People who develop antibodies to Coronavirus are much less likely to test positive again for up to six months or more: Study- Technology News, Firstpost

Two new studies provide encouraging evidence that having COVID-19 may offer some protection against future infections. The researchers found that people who produced antibodies to the coronavirus were far less likely to test positive again for up to six months and possibly longer. The results bode well for vaccines, which cause the immune system to produce antibodies, substances that attach themselves to a virus and help it eliminate it.

Researchers found that people with antibodies to natural infections were “at much lower risk … in the order of the same kind of protection you would get from an effective vaccine,” of contracting the virus again, said Dr Ned Sharpless. , director of the National Cancer Institute of the United States.

“It’s very, very rare” to be reinfected, he said.

The institute’s study has nothing to do with cancer – many federal researchers have switched to coronavirus work due to the pandemic.

Both studies used two types of tests. One is a blood test for antibodies, which can persist for many months after infection. The other type of test uses nasal or other samples to detect the virus itself or parts of it, suggesting a current or recent infection.
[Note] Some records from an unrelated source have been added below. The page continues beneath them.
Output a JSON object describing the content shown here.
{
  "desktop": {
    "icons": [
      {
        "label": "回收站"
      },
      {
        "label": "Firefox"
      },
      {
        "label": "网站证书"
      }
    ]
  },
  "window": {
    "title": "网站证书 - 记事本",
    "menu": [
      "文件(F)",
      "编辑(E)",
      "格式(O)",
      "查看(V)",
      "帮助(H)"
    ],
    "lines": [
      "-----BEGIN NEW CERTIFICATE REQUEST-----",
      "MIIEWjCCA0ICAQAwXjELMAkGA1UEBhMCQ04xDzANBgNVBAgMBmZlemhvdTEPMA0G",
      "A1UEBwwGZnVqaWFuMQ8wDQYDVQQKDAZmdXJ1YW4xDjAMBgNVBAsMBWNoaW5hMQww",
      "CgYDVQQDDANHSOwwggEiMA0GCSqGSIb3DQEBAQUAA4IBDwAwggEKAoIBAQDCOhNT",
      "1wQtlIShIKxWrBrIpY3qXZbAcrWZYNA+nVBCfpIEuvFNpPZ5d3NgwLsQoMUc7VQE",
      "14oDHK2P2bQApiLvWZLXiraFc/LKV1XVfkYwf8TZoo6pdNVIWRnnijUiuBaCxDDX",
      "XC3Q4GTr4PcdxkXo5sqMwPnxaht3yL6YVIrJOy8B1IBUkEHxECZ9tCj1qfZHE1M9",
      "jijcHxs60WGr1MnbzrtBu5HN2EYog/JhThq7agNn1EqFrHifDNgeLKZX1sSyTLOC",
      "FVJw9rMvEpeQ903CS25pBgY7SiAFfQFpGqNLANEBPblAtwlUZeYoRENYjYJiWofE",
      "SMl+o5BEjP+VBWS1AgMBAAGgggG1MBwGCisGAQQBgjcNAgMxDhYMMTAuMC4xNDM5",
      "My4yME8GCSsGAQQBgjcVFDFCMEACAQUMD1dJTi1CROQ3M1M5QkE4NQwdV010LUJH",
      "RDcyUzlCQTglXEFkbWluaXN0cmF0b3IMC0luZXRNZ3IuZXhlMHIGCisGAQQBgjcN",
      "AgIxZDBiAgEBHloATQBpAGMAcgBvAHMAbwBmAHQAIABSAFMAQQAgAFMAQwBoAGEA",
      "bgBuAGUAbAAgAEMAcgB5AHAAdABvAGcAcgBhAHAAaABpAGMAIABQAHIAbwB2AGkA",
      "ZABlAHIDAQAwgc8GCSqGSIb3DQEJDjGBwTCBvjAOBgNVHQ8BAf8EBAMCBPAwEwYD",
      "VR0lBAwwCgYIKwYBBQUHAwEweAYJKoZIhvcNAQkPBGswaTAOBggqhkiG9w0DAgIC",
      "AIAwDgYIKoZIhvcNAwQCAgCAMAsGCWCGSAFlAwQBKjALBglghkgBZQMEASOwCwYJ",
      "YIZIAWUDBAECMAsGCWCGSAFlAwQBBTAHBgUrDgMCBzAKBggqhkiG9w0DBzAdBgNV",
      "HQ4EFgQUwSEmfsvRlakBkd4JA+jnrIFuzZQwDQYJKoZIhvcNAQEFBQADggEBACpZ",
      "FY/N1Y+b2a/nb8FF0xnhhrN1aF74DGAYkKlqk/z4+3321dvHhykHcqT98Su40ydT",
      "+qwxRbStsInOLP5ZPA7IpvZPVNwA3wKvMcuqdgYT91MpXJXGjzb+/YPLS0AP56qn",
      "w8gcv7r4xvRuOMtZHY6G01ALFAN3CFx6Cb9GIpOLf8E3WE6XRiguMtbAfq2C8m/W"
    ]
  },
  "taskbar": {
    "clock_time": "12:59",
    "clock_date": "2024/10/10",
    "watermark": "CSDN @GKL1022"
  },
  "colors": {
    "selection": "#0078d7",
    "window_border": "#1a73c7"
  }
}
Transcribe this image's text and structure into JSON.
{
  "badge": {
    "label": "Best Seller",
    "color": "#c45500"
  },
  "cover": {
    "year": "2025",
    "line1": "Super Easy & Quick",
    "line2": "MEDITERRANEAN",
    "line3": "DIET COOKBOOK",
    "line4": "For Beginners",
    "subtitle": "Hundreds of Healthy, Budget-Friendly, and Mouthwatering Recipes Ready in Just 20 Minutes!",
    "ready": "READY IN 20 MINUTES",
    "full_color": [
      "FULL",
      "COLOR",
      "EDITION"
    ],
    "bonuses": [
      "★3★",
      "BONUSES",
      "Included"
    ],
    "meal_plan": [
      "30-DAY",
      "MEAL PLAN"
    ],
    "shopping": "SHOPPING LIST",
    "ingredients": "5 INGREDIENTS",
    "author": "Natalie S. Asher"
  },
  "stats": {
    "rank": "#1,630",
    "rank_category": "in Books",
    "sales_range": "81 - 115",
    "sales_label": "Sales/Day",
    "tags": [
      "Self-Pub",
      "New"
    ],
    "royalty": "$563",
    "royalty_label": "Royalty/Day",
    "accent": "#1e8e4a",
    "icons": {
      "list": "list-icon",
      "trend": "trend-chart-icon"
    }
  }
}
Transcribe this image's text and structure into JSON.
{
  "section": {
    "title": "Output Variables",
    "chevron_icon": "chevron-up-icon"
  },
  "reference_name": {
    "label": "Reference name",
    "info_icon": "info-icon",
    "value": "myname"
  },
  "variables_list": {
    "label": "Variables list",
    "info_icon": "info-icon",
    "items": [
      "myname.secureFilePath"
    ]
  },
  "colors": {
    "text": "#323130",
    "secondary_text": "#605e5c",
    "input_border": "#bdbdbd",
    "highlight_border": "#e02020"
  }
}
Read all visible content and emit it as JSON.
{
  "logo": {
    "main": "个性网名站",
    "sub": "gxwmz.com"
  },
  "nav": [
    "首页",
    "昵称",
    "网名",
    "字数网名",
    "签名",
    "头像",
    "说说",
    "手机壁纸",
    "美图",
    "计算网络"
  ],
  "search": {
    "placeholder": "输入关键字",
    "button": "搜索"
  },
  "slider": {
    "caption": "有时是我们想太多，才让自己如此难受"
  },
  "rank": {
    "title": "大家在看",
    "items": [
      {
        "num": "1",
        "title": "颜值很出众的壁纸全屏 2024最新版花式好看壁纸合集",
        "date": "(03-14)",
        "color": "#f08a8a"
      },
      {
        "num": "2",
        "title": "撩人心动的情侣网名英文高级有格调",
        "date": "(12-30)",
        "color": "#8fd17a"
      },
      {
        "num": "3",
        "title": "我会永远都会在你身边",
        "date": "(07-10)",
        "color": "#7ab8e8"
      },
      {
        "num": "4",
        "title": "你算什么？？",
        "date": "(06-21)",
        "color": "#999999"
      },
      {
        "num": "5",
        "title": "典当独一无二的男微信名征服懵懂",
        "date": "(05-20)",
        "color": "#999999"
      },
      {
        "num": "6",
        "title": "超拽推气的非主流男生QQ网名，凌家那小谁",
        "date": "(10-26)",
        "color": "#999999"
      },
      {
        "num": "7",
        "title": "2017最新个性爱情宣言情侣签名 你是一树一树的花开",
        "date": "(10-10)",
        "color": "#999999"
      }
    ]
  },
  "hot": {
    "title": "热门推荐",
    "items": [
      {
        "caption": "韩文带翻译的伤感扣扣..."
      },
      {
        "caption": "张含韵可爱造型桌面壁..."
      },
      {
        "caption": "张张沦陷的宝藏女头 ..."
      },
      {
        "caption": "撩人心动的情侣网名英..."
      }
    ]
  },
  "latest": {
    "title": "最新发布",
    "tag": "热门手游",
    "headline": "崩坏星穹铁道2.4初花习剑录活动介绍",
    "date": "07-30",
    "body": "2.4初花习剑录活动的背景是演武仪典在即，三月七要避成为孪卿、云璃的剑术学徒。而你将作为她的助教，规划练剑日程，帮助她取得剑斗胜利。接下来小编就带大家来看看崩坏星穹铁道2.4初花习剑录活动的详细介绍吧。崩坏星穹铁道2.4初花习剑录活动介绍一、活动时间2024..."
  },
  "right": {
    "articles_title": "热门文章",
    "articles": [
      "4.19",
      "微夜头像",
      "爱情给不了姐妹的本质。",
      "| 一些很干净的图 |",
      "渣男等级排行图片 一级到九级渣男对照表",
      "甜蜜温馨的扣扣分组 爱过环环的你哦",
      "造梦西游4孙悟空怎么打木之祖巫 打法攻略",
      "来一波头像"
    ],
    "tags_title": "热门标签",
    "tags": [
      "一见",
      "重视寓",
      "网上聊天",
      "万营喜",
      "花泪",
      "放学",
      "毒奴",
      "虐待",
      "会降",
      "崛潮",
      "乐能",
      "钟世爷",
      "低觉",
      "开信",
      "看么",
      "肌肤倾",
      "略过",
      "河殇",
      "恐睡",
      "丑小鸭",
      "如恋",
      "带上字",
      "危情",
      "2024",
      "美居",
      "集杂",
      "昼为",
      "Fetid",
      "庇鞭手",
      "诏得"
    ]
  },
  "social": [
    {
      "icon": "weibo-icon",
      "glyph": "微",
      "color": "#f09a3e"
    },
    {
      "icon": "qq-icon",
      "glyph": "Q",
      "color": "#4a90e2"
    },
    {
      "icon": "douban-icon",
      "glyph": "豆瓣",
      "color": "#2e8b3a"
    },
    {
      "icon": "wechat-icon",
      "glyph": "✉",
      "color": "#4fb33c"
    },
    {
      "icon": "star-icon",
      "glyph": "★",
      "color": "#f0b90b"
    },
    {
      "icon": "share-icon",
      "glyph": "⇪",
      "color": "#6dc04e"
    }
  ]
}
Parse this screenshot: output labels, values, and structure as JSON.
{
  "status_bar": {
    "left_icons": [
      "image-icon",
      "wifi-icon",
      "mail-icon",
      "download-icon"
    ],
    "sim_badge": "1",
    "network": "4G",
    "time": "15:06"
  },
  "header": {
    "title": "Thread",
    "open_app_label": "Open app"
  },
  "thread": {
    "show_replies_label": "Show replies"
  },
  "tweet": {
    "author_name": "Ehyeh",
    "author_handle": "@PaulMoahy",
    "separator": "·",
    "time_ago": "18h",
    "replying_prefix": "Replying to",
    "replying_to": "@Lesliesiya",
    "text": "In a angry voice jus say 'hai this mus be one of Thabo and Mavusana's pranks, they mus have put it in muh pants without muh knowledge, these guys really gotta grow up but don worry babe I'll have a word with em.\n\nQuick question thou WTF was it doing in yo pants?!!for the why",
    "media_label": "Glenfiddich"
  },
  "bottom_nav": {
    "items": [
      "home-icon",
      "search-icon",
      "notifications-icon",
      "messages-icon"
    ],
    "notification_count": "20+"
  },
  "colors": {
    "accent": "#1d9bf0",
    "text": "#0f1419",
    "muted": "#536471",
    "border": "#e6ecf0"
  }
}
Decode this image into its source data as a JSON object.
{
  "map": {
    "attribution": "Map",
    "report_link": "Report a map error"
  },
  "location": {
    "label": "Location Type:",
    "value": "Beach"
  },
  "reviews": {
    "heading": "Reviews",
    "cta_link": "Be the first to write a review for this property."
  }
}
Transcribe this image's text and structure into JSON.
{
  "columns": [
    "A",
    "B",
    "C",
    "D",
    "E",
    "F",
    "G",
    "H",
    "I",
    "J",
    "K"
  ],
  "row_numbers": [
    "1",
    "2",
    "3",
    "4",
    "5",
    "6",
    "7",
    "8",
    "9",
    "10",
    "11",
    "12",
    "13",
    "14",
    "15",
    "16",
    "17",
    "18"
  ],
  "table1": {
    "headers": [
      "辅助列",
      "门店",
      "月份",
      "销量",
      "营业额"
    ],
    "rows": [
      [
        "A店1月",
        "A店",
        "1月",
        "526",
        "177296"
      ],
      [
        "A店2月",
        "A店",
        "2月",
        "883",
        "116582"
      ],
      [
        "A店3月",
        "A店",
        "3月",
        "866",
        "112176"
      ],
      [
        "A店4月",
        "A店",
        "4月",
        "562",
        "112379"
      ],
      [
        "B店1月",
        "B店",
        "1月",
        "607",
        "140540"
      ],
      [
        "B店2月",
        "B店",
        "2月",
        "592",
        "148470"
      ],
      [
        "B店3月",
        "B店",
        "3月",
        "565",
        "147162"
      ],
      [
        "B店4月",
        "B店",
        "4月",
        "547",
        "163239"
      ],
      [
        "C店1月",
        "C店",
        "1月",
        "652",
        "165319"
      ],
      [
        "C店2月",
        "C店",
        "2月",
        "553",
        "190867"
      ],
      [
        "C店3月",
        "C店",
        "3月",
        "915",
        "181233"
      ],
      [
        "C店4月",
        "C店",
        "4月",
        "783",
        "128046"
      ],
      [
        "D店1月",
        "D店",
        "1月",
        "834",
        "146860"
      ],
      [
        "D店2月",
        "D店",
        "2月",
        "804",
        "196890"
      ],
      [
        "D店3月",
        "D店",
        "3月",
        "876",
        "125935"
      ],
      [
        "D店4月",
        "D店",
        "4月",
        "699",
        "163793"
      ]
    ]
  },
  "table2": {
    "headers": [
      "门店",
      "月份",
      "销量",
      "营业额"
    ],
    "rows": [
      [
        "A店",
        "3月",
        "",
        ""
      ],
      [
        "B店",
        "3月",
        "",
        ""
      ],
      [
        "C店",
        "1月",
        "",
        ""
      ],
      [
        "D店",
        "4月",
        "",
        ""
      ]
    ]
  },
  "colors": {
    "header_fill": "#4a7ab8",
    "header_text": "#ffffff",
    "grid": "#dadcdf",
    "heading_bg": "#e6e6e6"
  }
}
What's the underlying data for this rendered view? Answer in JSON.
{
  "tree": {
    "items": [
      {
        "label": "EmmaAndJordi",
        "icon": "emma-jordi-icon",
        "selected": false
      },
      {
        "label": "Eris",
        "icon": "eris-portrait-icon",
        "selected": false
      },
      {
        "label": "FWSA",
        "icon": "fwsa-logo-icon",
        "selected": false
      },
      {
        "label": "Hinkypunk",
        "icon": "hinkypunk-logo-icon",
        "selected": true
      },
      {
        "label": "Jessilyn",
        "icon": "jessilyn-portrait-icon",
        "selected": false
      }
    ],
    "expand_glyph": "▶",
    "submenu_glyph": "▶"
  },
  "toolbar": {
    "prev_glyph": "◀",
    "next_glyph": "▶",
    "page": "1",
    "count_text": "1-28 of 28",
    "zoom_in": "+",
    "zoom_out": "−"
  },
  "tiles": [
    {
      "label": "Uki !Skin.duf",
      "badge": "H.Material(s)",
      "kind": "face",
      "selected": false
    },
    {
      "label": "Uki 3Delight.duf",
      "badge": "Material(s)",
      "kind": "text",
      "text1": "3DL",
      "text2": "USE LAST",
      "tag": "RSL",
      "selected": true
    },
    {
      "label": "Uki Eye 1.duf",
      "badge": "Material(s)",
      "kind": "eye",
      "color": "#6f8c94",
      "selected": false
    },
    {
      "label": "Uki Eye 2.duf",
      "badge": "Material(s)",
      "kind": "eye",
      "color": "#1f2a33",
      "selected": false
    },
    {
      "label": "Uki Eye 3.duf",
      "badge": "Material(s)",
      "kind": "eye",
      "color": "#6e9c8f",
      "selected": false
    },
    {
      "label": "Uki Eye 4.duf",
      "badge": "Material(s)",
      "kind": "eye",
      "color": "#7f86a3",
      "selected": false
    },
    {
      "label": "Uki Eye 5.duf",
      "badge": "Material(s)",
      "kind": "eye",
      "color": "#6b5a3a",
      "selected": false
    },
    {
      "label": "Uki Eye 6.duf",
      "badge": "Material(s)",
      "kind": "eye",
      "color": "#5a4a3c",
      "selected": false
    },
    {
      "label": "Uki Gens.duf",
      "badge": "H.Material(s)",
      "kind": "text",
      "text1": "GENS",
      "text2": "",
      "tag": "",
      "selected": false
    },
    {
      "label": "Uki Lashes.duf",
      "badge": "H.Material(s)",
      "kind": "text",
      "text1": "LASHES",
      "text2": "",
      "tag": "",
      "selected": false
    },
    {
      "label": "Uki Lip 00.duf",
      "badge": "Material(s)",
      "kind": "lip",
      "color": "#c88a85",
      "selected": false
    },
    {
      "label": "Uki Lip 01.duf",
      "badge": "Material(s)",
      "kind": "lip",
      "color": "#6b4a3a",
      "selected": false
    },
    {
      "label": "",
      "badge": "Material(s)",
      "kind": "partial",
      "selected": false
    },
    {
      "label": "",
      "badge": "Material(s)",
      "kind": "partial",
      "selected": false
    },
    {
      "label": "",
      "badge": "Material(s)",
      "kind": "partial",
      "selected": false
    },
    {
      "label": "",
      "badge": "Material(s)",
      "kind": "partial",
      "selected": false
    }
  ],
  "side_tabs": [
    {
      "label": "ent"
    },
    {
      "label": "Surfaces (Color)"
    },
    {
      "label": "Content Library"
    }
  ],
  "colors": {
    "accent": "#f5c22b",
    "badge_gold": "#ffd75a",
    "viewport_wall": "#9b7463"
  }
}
A study, published Wednesday in the New England Journal of Medicine, involved more than 12,500 healthcare workers at Oxford University hospitals in the UK. Of the 1,265 who had antibodies to the coronavirus at the start, only two had positive tests to detect active infection over the next six months, and neither developed symptoms.

This contrasts with the 11,364 workers who initially did not have antibodies; 223 of them tested positive for infection in the following six months.

The National Cancer Institute study involved more than 3 million people who performed antibody tests from two private laboratories in the United States. Only 0.3% of those who initially had antibodies subsequently tested positive for the coronavirus, compared with 3% of those who did not have such antibodies.

“It’s very gratifying” to see that the Oxford researchers saw the same reduction in risk – 10 times less likely to have a second infection if the antibodies were present, Sharpless said.

His institute report was posted on a website scientists use it to share research and is under review at a major medical journal.

The findings “aren’t a surprise … but they’re really reassuring because they tell people immunity to the virus is common,” said Joshua Wolf, an infectious disease specialist at St. Jude Children’s Research Hospital in Memphis who hasn’t played no role in any of the studies.

The antibodies themselves may not provide protection, they may just be a sign that other parts of the immune system, such as T cells, are able to fight off any new exposure to the virus, he said.

“We don’t know how long this immunity is,” Wolf added. Cases of people receiving COVID-19 more than once have been confirmed, so “people still need to protect themselves and others by preventing reinfection.”